Das Subquery darf nur 1 Zeile haben - ansonsten kommt dein Fehler. Oracle weiss dann nicht, welchen der Werte es verwenden soll.


----------



## tkeuk (25. Januar 2012)

denke wenn du das Subquery weiter einschränkst sollte es gehen

SELECT T1.Feld_1 
FROM   T1 
WHERE  T1.Feld_1 <> T2.Feld_1 
AND    *T2.LID = T1.FKLID *AND T1.FKLID = 42

du darfst auch wenn du weiter einschränkst NIE den Join der beiden Tabellen vergessen 
sonst hat Oracle keine Ahnung welcher der DS er nehmen soll

Mfk


----------



## Yaslaw (25. Januar 2012)

@tkeuk
Nunja, er hat bei der id=42 das Problem. Einfach die Menge wieder auf id=42 bringt noch keinen Mehrwert. Er braucht weitere Kriterien oder ein GROUP BY oder sowas.
Das von dir Fett markierte Teil ist soweit Richtig. Aber eignet sich nicht wenn er nur das Subquery testen soll.
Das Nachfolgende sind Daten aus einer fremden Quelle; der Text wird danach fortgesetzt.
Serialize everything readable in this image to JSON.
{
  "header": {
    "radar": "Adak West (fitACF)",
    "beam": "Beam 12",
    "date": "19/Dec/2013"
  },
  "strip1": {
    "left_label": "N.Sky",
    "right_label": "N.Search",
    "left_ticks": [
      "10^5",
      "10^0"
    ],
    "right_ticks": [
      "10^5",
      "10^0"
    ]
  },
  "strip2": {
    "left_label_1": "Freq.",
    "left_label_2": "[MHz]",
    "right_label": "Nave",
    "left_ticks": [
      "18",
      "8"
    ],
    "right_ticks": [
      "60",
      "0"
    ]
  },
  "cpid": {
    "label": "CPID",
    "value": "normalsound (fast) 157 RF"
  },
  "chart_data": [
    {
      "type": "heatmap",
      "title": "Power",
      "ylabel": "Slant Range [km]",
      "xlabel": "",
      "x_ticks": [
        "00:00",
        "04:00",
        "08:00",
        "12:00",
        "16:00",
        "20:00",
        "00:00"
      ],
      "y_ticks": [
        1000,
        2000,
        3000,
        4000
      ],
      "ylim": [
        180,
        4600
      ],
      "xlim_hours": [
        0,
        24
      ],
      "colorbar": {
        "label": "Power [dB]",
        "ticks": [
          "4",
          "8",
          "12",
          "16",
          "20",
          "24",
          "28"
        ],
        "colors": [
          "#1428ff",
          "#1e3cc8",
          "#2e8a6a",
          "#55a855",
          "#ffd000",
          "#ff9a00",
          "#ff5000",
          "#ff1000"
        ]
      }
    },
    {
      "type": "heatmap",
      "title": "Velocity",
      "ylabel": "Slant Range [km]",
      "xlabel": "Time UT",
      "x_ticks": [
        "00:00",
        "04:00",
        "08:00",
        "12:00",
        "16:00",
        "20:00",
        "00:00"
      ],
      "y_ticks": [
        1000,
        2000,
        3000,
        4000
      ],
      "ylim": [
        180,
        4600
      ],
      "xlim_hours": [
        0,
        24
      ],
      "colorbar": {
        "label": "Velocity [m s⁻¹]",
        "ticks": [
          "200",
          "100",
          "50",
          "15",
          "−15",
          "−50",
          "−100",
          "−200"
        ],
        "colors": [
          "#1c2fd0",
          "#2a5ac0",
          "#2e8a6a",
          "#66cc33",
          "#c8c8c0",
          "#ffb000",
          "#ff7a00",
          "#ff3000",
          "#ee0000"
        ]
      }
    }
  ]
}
Im Gesammtkontex ist der ID-Vergleich soweit richtig, nicht jedoch der Vergleich auf 42, da dies ja nur ein Fall betrifft und für die restlichen Daten falsch ist.


----------



## tkeuk (25. Januar 2012)

@Yaslaw
wo du recht hast hast du recht  doch ich habe es im Kontext als Einzelquery angeschaut, sorry


----------